Vicksburg Mayor, Aldermen approve homicide and gang unit; Flaggs wants Kimble to lead it
The Vicksburg Board of Mayor and Aldermen on Thursday approved Mayor George Flaggs Jr.’s plan for a homicide-gang unit in the Vicksburg Police Department to crack down on violent crime.
“I believe we’re going in the right direction by doing this,” Flaggs told the board.
Flaggs announced his plans to form the special unit under a deputy police chief at a candidate forum in May. At the time, he indicated he wanted to hire former Vicksburg police investigator Troy Kimble for the position.
Kimble, who is presently the chief investigator for the Claiborne County Sheriff’s Department and Warren County Central District constable, was a candidate for mayor at the time of Flaggs’ announcement. Flaggs said Thursday he plans to offer the position again to Kimble. He said after the meeting he plans to meet with Kimble on Sunday.
Kimble declined to comment, saying he would not respond on the matter until he spoke with Flaggs.
Flaggs presented the position Thursday with a job description, duties for the position and an updated organization chart for the police department showing the deputy chief heading the homicide-gang unit answering to the chief of police. Under Flaggs’ initial plan, the homicide-gang unit head would report directly to him as police commissioner.
The mayor said Thursday the deputy chief over the special unit will not be named until the administration’s first meeting on July 6.
Flaggs said he would talk to Aldermen Alex Monsour and Michael Mayfield about the position and other possible changes in the police department administration.
“I have every intention of appointing the best man or woman for this position,” he said. “I want crime stopped, I want discharging guns stopped, I want gang activity stopped. I want a person who knows what they’re doing.”
Flaggs said he offered the job to Kimble during a radio program and Kimble refused.
“I’m going to offer it to him again. If he doesn’t want it, I’ve got two other people ready to go, but I have every intention to offer it to the best person I know for the job,” Flaggs said, calling Kimble “the best investigator that I know.”
If he hires Kimble, Flaggs said, “It will be up to him to prove to the people what he said on the campaign trail. He wants to change it, give it to him.”
Flaggs said in a May 28 interview about the special unit that gun violence in the city “has risen to a point where we need to meet it head-on and the homicides that we have that have not been solved, I think we need to pay more attention to them and put a more dedicated person on it that’s specialized and has the ability and expedite (investigations).”
The key issue involving the new unit, he said, is the city putting 100-percent emphasis on homicide and crime.

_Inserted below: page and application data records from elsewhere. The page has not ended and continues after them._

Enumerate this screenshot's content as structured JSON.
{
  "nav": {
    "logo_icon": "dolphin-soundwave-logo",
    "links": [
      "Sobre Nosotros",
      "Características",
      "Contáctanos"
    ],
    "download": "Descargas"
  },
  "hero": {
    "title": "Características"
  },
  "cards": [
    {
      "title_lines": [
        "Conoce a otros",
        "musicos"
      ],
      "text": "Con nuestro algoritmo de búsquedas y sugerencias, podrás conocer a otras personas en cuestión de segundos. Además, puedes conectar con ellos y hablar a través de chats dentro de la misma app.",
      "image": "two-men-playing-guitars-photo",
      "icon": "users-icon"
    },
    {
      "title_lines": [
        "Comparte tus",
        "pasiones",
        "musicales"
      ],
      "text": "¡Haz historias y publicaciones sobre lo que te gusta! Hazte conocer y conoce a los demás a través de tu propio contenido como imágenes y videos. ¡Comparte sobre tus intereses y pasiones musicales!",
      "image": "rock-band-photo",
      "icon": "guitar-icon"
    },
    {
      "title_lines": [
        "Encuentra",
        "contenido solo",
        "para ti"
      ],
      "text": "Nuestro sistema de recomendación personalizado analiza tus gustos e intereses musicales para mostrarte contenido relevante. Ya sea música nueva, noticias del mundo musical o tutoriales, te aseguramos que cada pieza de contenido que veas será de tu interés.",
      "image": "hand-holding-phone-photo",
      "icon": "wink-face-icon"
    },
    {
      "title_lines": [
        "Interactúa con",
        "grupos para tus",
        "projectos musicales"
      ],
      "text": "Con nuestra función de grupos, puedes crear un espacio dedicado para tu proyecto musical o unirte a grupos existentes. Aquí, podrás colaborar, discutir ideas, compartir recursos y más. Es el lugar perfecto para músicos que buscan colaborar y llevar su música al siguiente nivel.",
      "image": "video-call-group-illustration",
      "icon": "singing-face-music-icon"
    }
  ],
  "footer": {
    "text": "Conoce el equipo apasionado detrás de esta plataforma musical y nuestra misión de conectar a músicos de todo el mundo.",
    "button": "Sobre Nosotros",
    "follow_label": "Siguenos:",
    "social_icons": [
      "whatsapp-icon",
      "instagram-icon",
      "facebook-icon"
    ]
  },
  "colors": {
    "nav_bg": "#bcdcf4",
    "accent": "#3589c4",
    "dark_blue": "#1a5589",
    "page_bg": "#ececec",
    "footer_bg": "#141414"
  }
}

“What’s happening now is, you have an investigator investigate a homicide and then the next night he’s on a burglary, and the next night he’s on a car theft; he’s got to give this (the homicide) his undivided attention and this (the unit) will,” he said.
Kimble finished second in Tuesday’s general election for mayor. In 2017, he ran for North Ward Alderman, losing to Mayfield by 150 votes.